Third, we think of hunger in a more metaphorical way, as a drive or a need for something that isn’t actually food. We talk about an athlete as being hungry for winning or about an executive as being hungry for success. In this sense, we use the term a little more positively, with the implication that it’s good to be hungry for these things. The idea is that staying hungry results in greater amounts of fulfillment. Even here, however, the assumption is that the ultimate goal is to satisfy the hunger. The hunger is only good to the degree that it results in greater satisfaction. It’s the food equivalent of not eating all day so that you can get your money’s worth at the all-you-can-eat buffet.

Understanding hunger in these ways, our culture ends up having a strange relationship with the idea of fasting, something that my doctor is now having me do regularly as a way of regulating my blood sugars. Because we’ve trained ourselves to think of hunger as a sign of poverty and failure, or as problem to be swiftly eliminated, or as motivation used to achieve greater satisfaction, the idea of a hunger remaining deliberately unmet – not so that we can consume more later, but just to be endured – is difficult for us to understand.

And yet, there’s all sorts of evidence that our culture not only eats too much but also too often to be healthy, that it’s not good for our bodies never to be hungry. Quite apart from the emotional, psychological, and spiritual benefits that people have touted for fasting over the centuries, there are real physical benefits to allowing our bodies to be hungry on a regular basis. Among other things, it helps improve insulin sensitivity (which is why I’m required to do it), metabolism, brain function, and immune system.

I’ve only been eating in an eight hour window each day now for almost a year, fasting for the other sixteen. For the first three months (now only maybe once a month), I was also fasting one entire day a week. I’ve also cut out added sugars and big chunks of easy carbs. In just three months my bloodwork had improved dramatically. I also lost almost thirty pounds, stopped getting acid reflux at night, and am noticeably less tired and sluggish.

My point isn’t that you should take up this diet yourself. In fact, on principle I wouldn’t recommend that you take up any diet you found on some non-nutritionist’s blog, not without first chatting with your doctor about it.

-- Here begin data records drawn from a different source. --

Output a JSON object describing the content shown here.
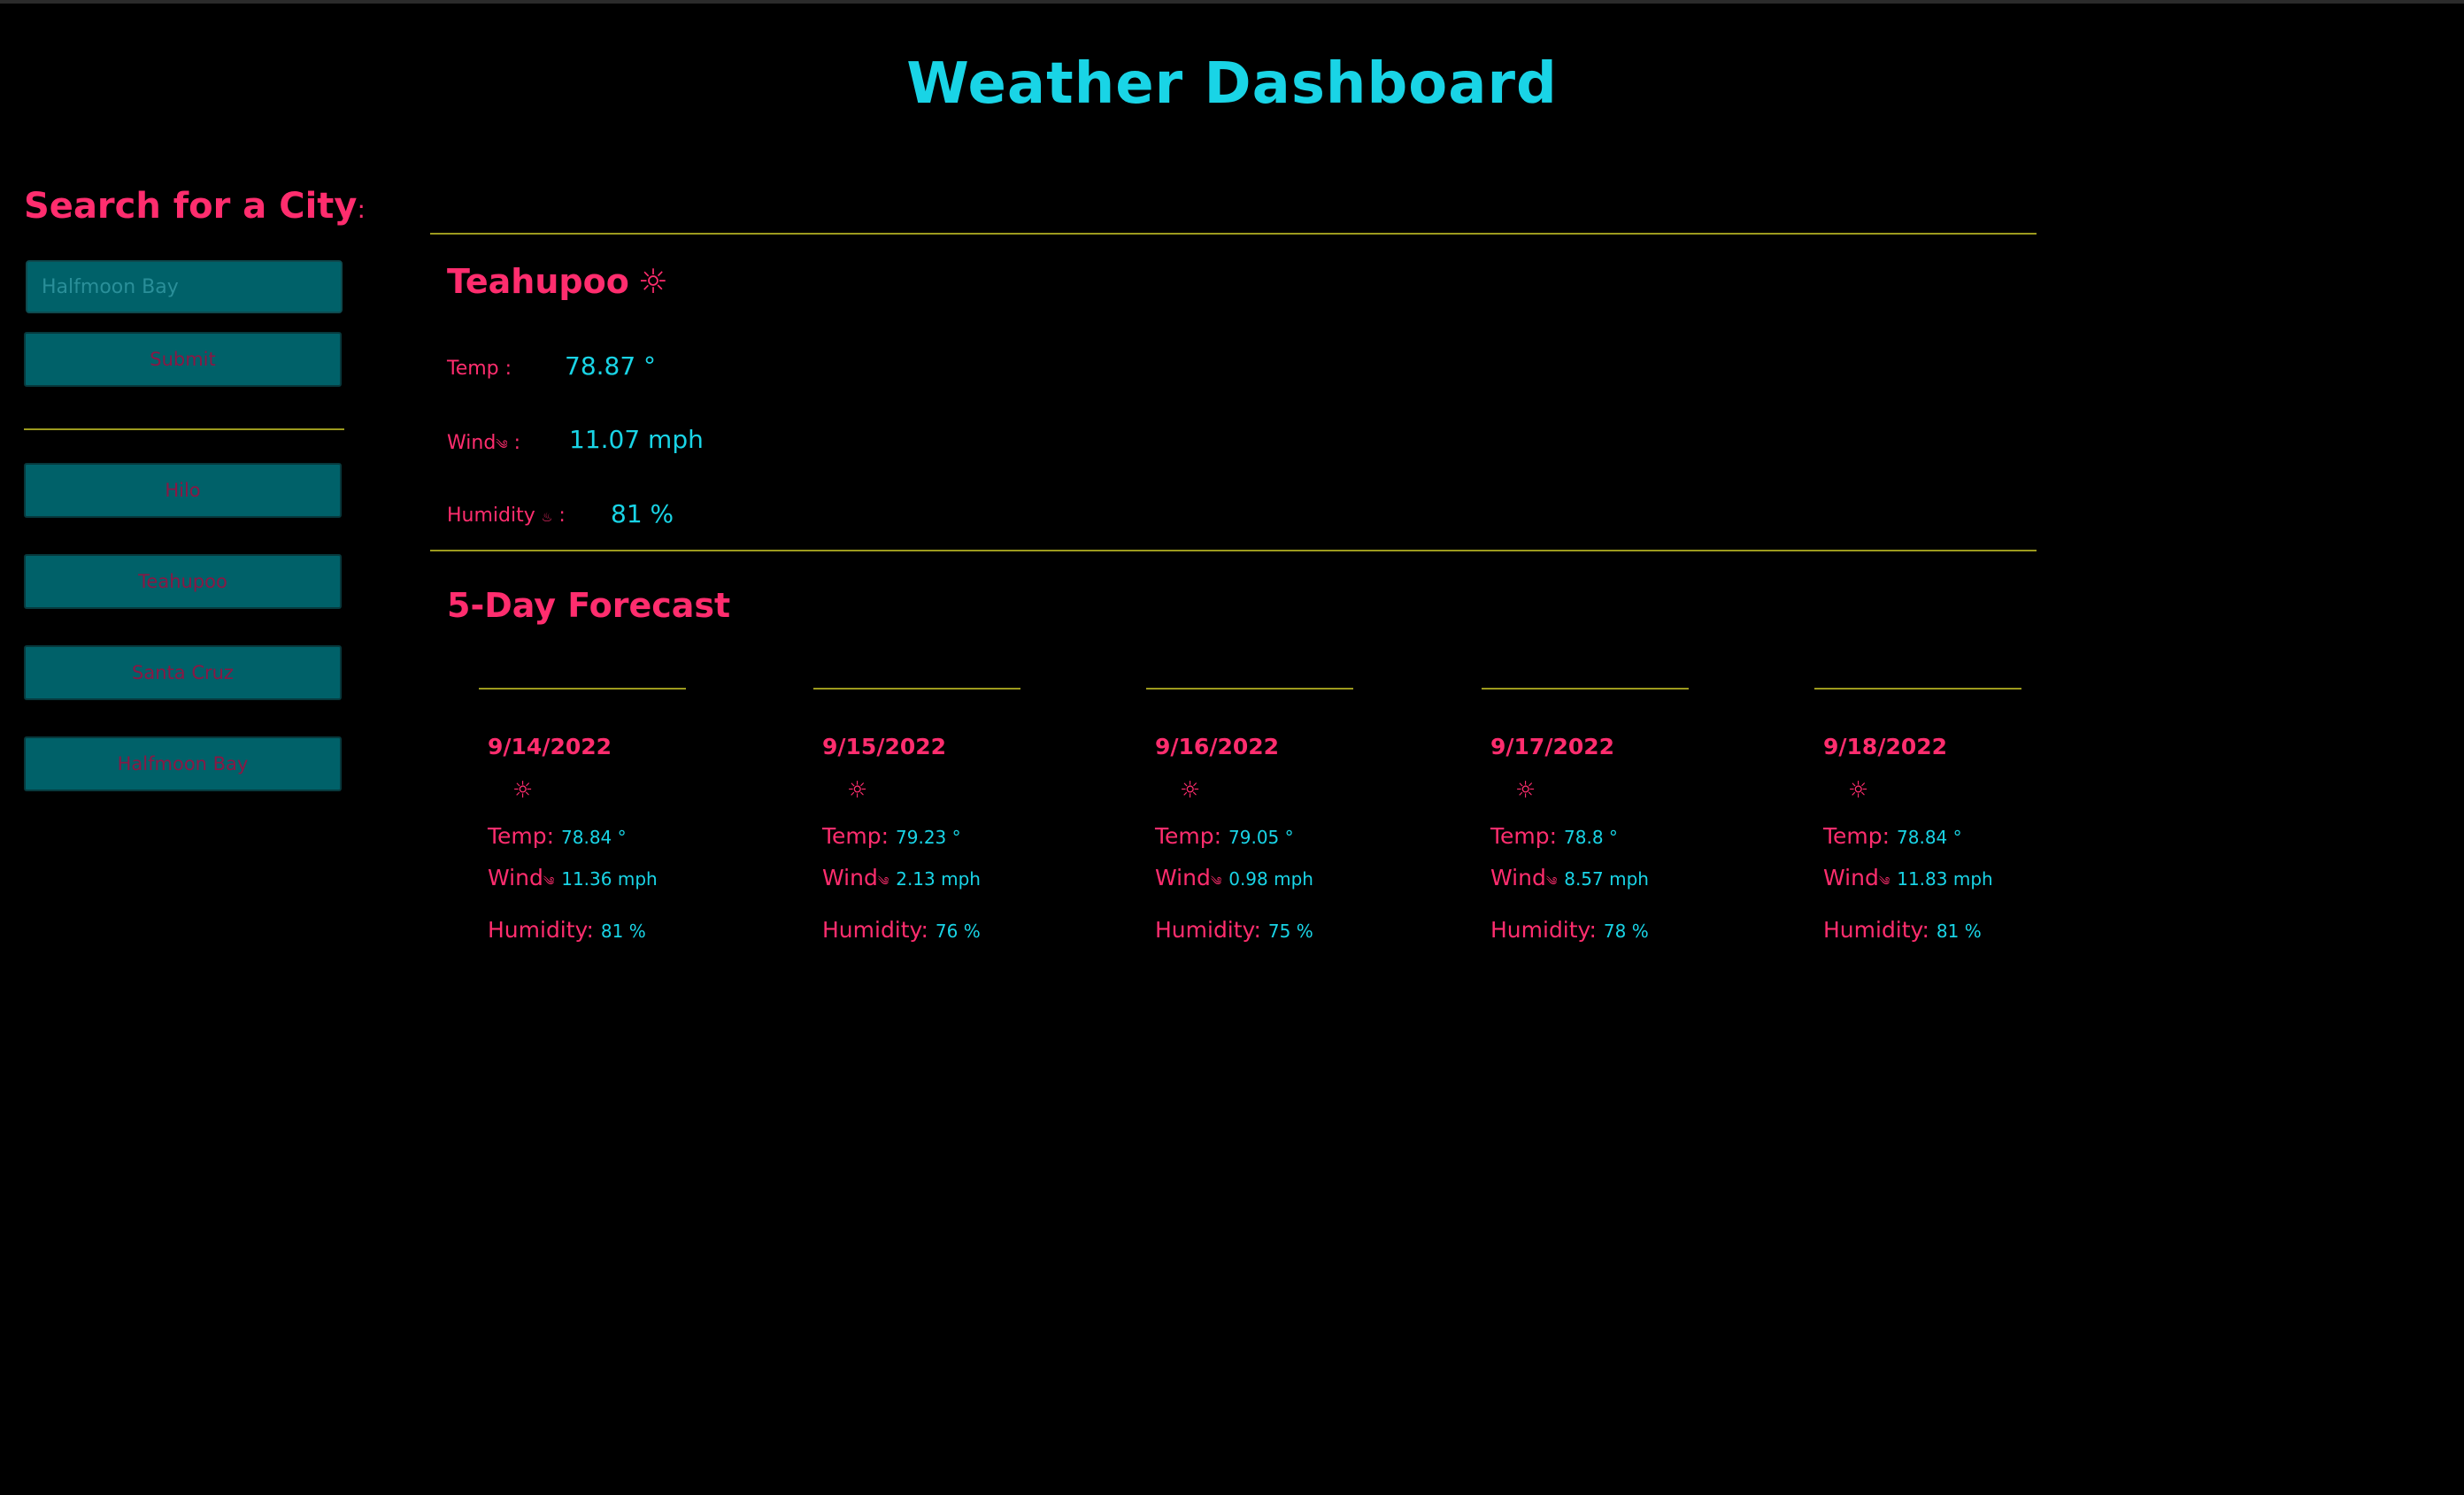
{
  "app": {
    "title": "Weather Dashboard"
  },
  "sidebar": {
    "heading": "Search for a City",
    "heading_colon": ":",
    "search_placeholder": "Halfmoon Bay",
    "submit_label": "Submit",
    "history": [
      "Hilo",
      "Teahupoo",
      "Santa Cruz",
      "Halfmoon Bay"
    ]
  },
  "current": {
    "city": "Teahupoo",
    "icon": "☼",
    "temp_label": "Temp :",
    "temp_value": "78.87 °",
    "wind_label": "Wind",
    "wind_icon": "༄",
    "wind_colon": ":",
    "wind_value": "11.07 mph",
    "humidity_label": "Humidity",
    "humidity_icon": "♨",
    "humidity_colon": ":",
    "humidity_value": "81 %"
  },
  "forecast": {
    "heading": "5-Day Forecast",
    "days": [
      {
        "date": "9/14/2022",
        "icon": "☼",
        "temp_label": "Temp:",
        "temp": "78.84 °",
        "wind_label": "Wind",
        "wind_icon": "༄",
        "wind": "11.36 mph",
        "humidity_label": "Humidity:",
        "humidity": "81 %"
      },
      {
        "date": "9/15/2022",
        "icon": "☼",
        "temp_label": "Temp:",
        "temp": "79.23 °",
        "wind_label": "Wind",
        "wind_icon": "༄",
        "wind": "2.13 mph",
        "humidity_label": "Humidity:",
        "humidity": "76 %"
      },
      {
        "date": "9/16/2022",
        "icon": "☼",
        "temp_label": "Temp:",
        "temp": "79.05 °",
        "wind_label": "Wind",
        "wind_icon": "༄",
        "wind": "0.98 mph",
        "humidity_label": "Humidity:",
        "humidity": "75 %"
      },
      {
        "date": "9/17/2022",
        "icon": "☼",
        "temp_label": "Temp:",
        "temp": "78.8 °",
        "wind_label": "Wind",
        "wind_icon": "༄",
        "wind": "8.57 mph",
        "humidity_label": "Humidity:",
        "humidity": "78 %"
      },
      {
        "date": "9/18/2022",
        "icon": "☼",
        "temp_label": "Temp:",
        "temp": "78.84 °",
        "wind_label": "Wind",
        "wind_icon": "༄",
        "wind": "11.83 mph",
        "humidity_label": "Humidity:",
        "humidity": "81 %"
      }
    ]
  },
  "colors": {
    "background": "#000000",
    "accent_cyan": "#19d4e6",
    "accent_pink": "#ff2d6e",
    "button_teal": "#006169",
    "divider_olive": "#9c9a1e"
  }
}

My point is that in order to change the way I was eating, I first had to change my relationship to the idea of hunger. I had to stop looking at hunger solely as a problem to be eliminated. I had to begin welcoming it (in defined circumstances) as a sign of my body’s healthy functioning. Rather than looking always to fix my hunger, I had to begin embracing it. I had to start saying to myself, “This hunger is good.”

Just to be clear, not all hunger is good. Some hunger is starvation. Some hunger is lust for ever greater consumption. But neither is all hunger bad, and we need to be better at allowing ourselves to be hungry, not as punishment, not as incentive, but just because sometimes it’s good for us to be hungry.